Media Kampung, Kementerian Agraria dan Tata Ruang/Badan Pertanahan Nasional (ATR/BPN) bersama Komisi II DPR RI tengah membahas Rancangan Undang-Undang (RUU) Administrasi Pertanahan. RUU ini diposisikan sebagai instrumen strategis untuk memperkuat sistem pertanahan nasional.
Sekretaris Jenderal ATR/BPN, Dalu Agung Darmawan, menjelaskan bahwa RUU ini diperlukan karena adanya fragmentasi peraturan yang memicu tumpang tindih regulasi dan disharmoni kebijakan dalam pengelolaan pertanahan. “RUU ini diposisikan sebagai instrumen strategis untuk memperkuat sistem pertanahan nasional,” ujarnya dalam Focus Group Discussion (FGD) bertema Evaluasi Kebijakan Pertanahan di Jakarta, Senin (6/7/2026).
Dalu menambahkan, RUU tersebut disusun berdasarkan UU Nomor 5 Tahun 1960 tentang Peraturan Dasar Pokok-Pokok Agraria (UUPA) dan diharapkan menjadi solusi untuk menciptakan sistem administrasi pertanahan yang lebih terpadu. “Berbagai tindakan administrasi pertanahan kerap berpotensi ditarik menjadi persoalan hukum akibat disharmoni regulasi dan perbedaan penafsiran.
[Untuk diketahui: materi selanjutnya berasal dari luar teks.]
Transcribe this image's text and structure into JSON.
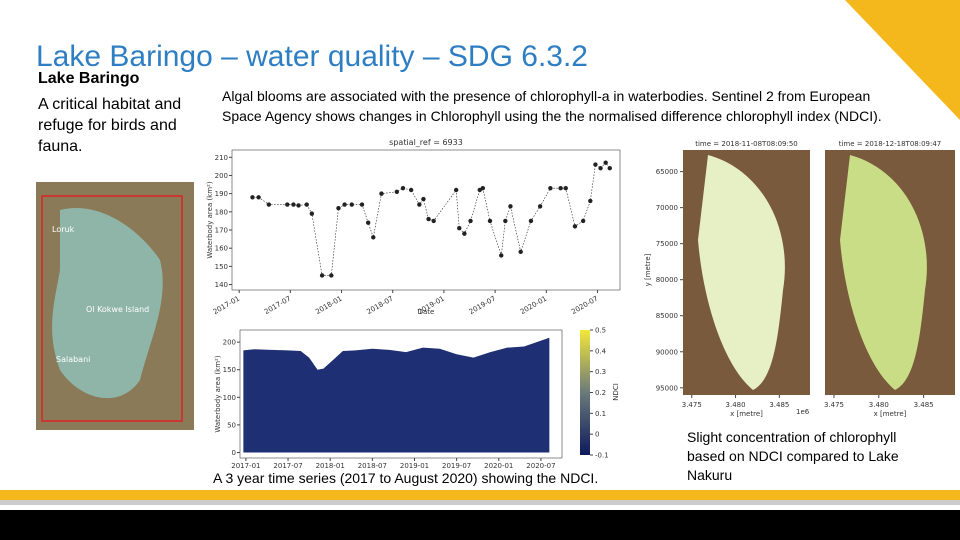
{
  "header": {
    "title": "Lake Baringo – water quality – SDG 6.3.2"
  },
  "left": {
    "heading": "Lake Baringo",
    "body": "A critical habitat and refuge for birds and fauna.",
    "map_labels": [
      "Loruk",
      "Ol Kokwe Island",
      "Salabani"
    ]
  },
  "intro": "Algal blooms are associated with the presence of chlorophyll-a in waterbodies. Sentinel 2 from European Space Agency shows changes in Chlorophyll using the the normalised difference chlorophyll index (NDCI).",
  "line_chart": {
    "type": "line",
    "title": "spatial_ref = 6933",
    "x_label": "Date",
    "y_label": "Waterbody area (km²)",
    "x": [
      2017.13,
      2017.19,
      2017.29,
      2017.47,
      2017.53,
      2017.58,
      2017.66,
      2017.71,
      2017.81,
      2017.9,
      2017.97,
      2018.03,
      2018.1,
      2018.2,
      2018.26,
      2018.31,
      2018.39,
      2018.54,
      2018.6,
      2018.68,
      2018.76,
      2018.8,
      2018.85,
      2018.9,
      2019.12,
      2019.15,
      2019.2,
      2019.26,
      2019.35,
      2019.38,
      2019.45,
      2019.56,
      2019.6,
      2019.65,
      2019.75,
      2019.85,
      2019.94,
      2020.04,
      2020.14,
      2020.19,
      2020.28,
      2020.36,
      2020.43,
      2020.48,
      2020.53,
      2020.58,
      2020.62
    ],
    "values": [
      188,
      188,
      184,
      184,
      184,
      183.5,
      184,
      179,
      145,
      145,
      182,
      184,
      184,
      184,
      174,
      166,
      190,
      191,
      193,
      192,
      184,
      187,
      176,
      175,
      192,
      171,
      168,
      175,
      192,
      193,
      175,
      156,
      175,
      183,
      158,
      175,
      183,
      193,
      193,
      193,
      172,
      175,
      186,
      206,
      204,
      207,
      204
    ],
    "color": "#222222",
    "xlim": [
      2016.93,
      2020.72
    ],
    "ylim": [
      137,
      214
    ],
    "yticks": [
      140,
      150,
      160,
      170,
      180,
      190,
      200,
      210
    ],
    "xticks": [
      {
        "value": 2017,
        "label": "2017-01"
      },
      {
        "value": 2017.5,
        "label": "2017-07"
      },
      {
        "value": 2018,
        "label": "2018-01"
      },
      {
        "value": 2018.5,
        "label": "2018-07"
      },
      {
        "value": 2019,
        "label": "2019-01"
      },
      {
        "value": 2019.5,
        "label": "2019-07"
      },
      {
        "value": 2020,
        "label": "2020-01"
      },
      {
        "value": 2020.5,
        "label": "2020-07"
      }
    ]
  },
  "area_chart": {
    "type": "area",
    "y_label": "Waterbody area (km²)",
    "colorbar_label": "NDCI",
    "x": [
      2016.97,
      2017.1,
      2017.3,
      2017.5,
      2017.65,
      2017.75,
      2017.85,
      2017.92,
      2018.05,
      2018.15,
      2018.3,
      2018.5,
      2018.7,
      2018.9,
      2019.1,
      2019.3,
      2019.5,
      2019.7,
      2019.9,
      2020.1,
      2020.3,
      2020.45,
      2020.6
    ],
    "values": [
      185,
      187,
      186,
      185,
      184,
      172,
      150,
      152,
      170,
      184,
      185,
      188,
      186,
      182,
      190,
      188,
      178,
      172,
      182,
      190,
      192,
      200,
      208
    ],
    "color": "#1f2f74",
    "xlim": [
      2016.93,
      2020.75
    ],
    "ylim": [
      -10,
      222
    ],
    "yticks": [
      0,
      50,
      100,
      150,
      200
    ],
    "xticks": [
      {
        "value": 2017,
        "label": "2017-01"
      },
      {
        "value": 2017.5,
        "label": "2017-07"
      },
      {
        "value": 2018,
        "label": "2018-01"
      },
      {
        "value": 2018.5,
        "label": "2018-07"
      },
      {
        "value": 2019,
        "label": "2019-01"
      },
      {
        "value": 2019.5,
        "label": "2019-07"
      },
      {
        "value": 2020,
        "label": "2020-01"
      },
      {
        "value": 2020.5,
        "label": "2020-07"
      }
    ],
    "colorbar_lim": [
      -0.1,
      0.5
    ],
    "colorbar_ticks": [
      -0.1,
      0,
      0.1,
      0.2,
      0.3,
      0.4,
      0.5
    ]
  },
  "area_caption": "A 3 year time series (2017 to August 2020) showing the NDCI.",
  "satellite": {
    "titles": [
      "time = 2018-11-08T08:09:50",
      "time = 2018-12-18T08:09:47"
    ],
    "y_label": "y [metre]",
    "x_label": "x [metre]",
    "x_offset": "1e6",
    "ylim": [
      96000,
      62000
    ],
    "yticks": [
      95000,
      90000,
      85000,
      80000,
      75000,
      70000,
      65000
    ],
    "xlim": [
      3.474,
      3.4885
    ],
    "xticks": [
      {
        "value": 3.475,
        "label": "3.475"
      },
      {
        "value": 3.48,
        "label": "3.480"
      },
      {
        "value": 3.485,
        "label": "3.485"
      }
    ]
  },
  "sat_caption": "Slight concentration of chlorophyll based on NDCI compared to Lake Nakuru"
}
Karena itu, diperlukan penguatan pengaturan yang mampu memberikan kepastian hukum,” ungkapnya.
Dalam FGD tersebut, Kementerian ATR/BPN membuka ruang diskusi dengan Komisi II DPR RI untuk menampung masukan. Penguatan RUU juga didukung melalui inventarisasi aspek teknis dari unit teknis, meliputi pengelolaan ruang melalui land management paradigm, penguatan survei, pemetaan, dan kadaster, perbaikan tata kelola pendaftaran tanah, penguatan Reforma Agraria, pengendalian dan penertiban tanah dan ruang, hingga pembentukan lembaga peradilan pertanahan.
Kementerian ATR/BPN bersama Komisi II DPR RI berkomitmen menyempurnakan materi RUU sebelum memasuki tahapan pembahasan selanjutnya. “Besar harapan kami RUU Administrasi Pertanahan dapat menjadi Prolegnas Prioritas sehingga pembahasannya dapat segera dilanjutkan dan menghasilkan landasan hukum yang komprehensif,” pungkas Dalu.